Of course, the report hasn't been completed yet. Today, the Bishops' Council work is only beginning. Many other issues will be covered, including the international ones. Today, His Beatitude the Metropolitan of Kiev is expected to present his report on the situation in Ukraine. Decisions will be taken to overcome the Church dissent in Ukraine. I believe that if the Bishops' Council manages to contribute to this good cause, many believers in Ukraine will rejoice at the overcoming of differences, which have endured for a quarter of a century.

But we should refrain from undue optimism as we must understand that this is a difficult problem which requires a canonical solution, and we'll probably need to create a mechanism to solve this problem to decide on the further development.”

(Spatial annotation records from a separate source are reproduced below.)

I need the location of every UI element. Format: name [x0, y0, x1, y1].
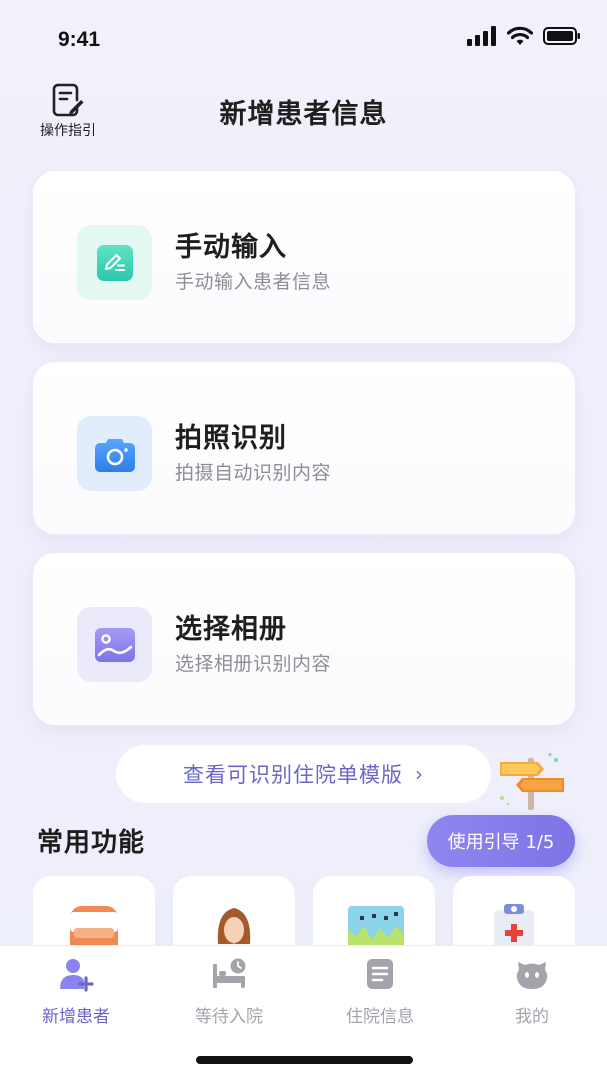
hospital-bed-icon	[213, 958, 246, 988]
choose-album-card[interactable]: 选择相册 选择相册识别内容	[33, 553, 575, 725]
photo-recognition-card[interactable]: 拍照识别 拍摄自动识别内容	[33, 362, 575, 534]
tab-profile-label: 我的	[515, 1007, 549, 1027]
view-templates-label: 查看可识别住院单模版	[183, 763, 403, 787]
doctor-avatar-icon	[217, 908, 251, 946]
tab-add-patient-label: 新增患者	[42, 1007, 110, 1027]
tab-hospital-info[interactable]: 住院信息	[325, 956, 435, 1027]
choose-album-icon-box	[77, 607, 152, 682]
battery-icon	[543, 27, 580, 45]
function-tile-4[interactable]	[453, 876, 575, 946]
function-tile-1[interactable]	[33, 876, 155, 946]
page-title: 新增患者信息	[219, 99, 388, 130]
photo-recognition-icon-box	[77, 416, 152, 491]
profile-face-icon	[516, 962, 548, 989]
manual-input-title: 手动输入	[175, 232, 287, 263]
function-tile-2[interactable]	[173, 876, 295, 946]
tab-add-patient[interactable]: 新增患者	[21, 956, 131, 1027]
photo-recognition-subtitle: 拍摄自动识别内容	[175, 462, 332, 484]
status-icons	[467, 26, 581, 46]
add-patient-icon	[60, 959, 94, 992]
medical-clipboard-icon	[494, 904, 534, 946]
wifi-icon	[507, 26, 533, 45]
status-time: 9:41	[58, 28, 101, 51]
manual-input-icon-box	[77, 225, 152, 300]
medicine-bottle-icon	[70, 906, 118, 946]
pencil-edit-icon	[96, 244, 133, 281]
tab-waiting-admission[interactable]: 等待入院	[174, 956, 284, 1027]
image-gallery-icon	[94, 627, 135, 662]
chart-monitor-icon	[348, 906, 404, 946]
choose-album-title: 选择相册	[175, 614, 287, 645]
tab-waiting-admission-label: 等待入院	[195, 1007, 263, 1027]
common-functions-row	[33, 876, 575, 946]
photo-recognition-title: 拍照识别	[175, 423, 287, 454]
signpost-icon	[500, 753, 564, 810]
chevron-right-icon: ›	[415, 762, 424, 786]
home-indicator[interactable]	[196, 1056, 413, 1064]
common-functions-title: 常用功能	[37, 828, 146, 858]
cellular-signal-icon	[467, 26, 496, 46]
manual-input-card[interactable]: 手动输入 手动输入患者信息	[33, 171, 575, 343]
document-list-icon	[367, 959, 393, 989]
manual-input-subtitle: 手动输入患者信息	[175, 271, 332, 293]
tab-hospital-info-label: 住院信息	[346, 1007, 414, 1027]
function-tile-3[interactable]	[313, 876, 435, 946]
camera-icon	[94, 438, 135, 472]
view-templates-link[interactable]: 查看可识别住院单模版 ›	[116, 745, 491, 803]
tab-profile[interactable]: 我的	[477, 956, 587, 1027]
choose-album-subtitle: 选择相册识别内容	[175, 653, 332, 675]
usage-guide-button[interactable]: 使用引导 1/5	[427, 815, 575, 867]
status-bar: 9:41	[0, 0, 607, 70]
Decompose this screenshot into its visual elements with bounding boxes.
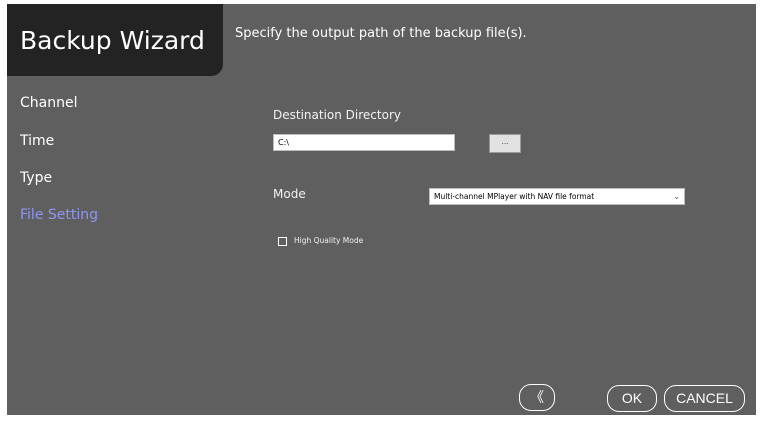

Reporter: “Your Grace, journalists simply couldn't neglect the fact that it's the first time that Mr. Putin has arrived in the Christ the Savior Cathedral instead of hosting the Bishops' Council in the Kremlin. How important is it? And how can the Church and the State cooperate in the fields of common concern like the youth, young families, and the demographic crisis as recently mentioned by the President?”

Metropolitan Hilarion: “The relations between the Church and the State in Russia are special. They rest on two principles. First, it's the non-interference in the internal affairs of each other. Second, it's the collaboration of the Church and the State in the fields where such collaboration is desirable, helpful and timely. These two principles determine the interaction between the Church and the State. The fact that the President will arrive in the Christ the Savior Cathedral to meet with the episcopacy of the Russian Orthodox Church is indeed an unprecedented event. But it follows many years of fruitful cooperation between the Church and the State in Russia.

The Russian Orthodox Church is known to be not only the Russian church, it's multi-national. It's the dominant church in Ukraine, Belarus, Moldavia. This Church has its canonical jurisdiction in the Baltic states, in Kazakhstan, in other Central Asian states. This Church also has more than 900 parishes in non-CIS countries. In fact, it's a worldwide Church embracing more than 60 countries. Of course, it will be interesting for the Russian Church episcopacy, especially for the bishops who came from abroad, to listen to the Russian President, I believe, and to see how the Church and the State interact in Russia in practice as well as the results of this interaction.”

Reporter: “Your Grace, I know that during the photoing ceremony which took place in the Christ the Savior Cathedral there hardly were enough places for everyone who is attending the Bishops' Council. But some refused to come to Moscow for reasons other than health.”

Metropolitan Hilarion: “There are a few of them. The overwhelming majority of the episcopacy is in this hall today. It makes almost 400 bishops, and even more, if we count those who are retired. And the vast majority is present here today. Obviously, some people can't attend such a large-scale meeting for health reasons, others can't arrive for other reasons. It's fair to say that we not only secured a quorum, but the meeting is really illustrative of our episcopacy.

I must say that the current number of bishops is indeed a record one. Never before, either before the Revolution or, all the more so, under persecution, has the Russian Church had so many bishops. This quantitative increase in the episcopacy corresponds to the qualitative improvement of the Church that we have witnessed over the past 30 years. The revival of the Church dates back to 1988 when we celebrated the 1000th anniversary of the Baptism of Russia.

Next year this event will turn 30. In his report, His Holiness the Patriarch has given impressive statistics about the rise of the Church, and the increasing number of parishes. According to him, they grow by more than 1,300 a year, which is, of course, a very high speed. I think it's even a speed unprecedented in the history of Christianity.”

Reporter: “Thank you very much, Your Grace.”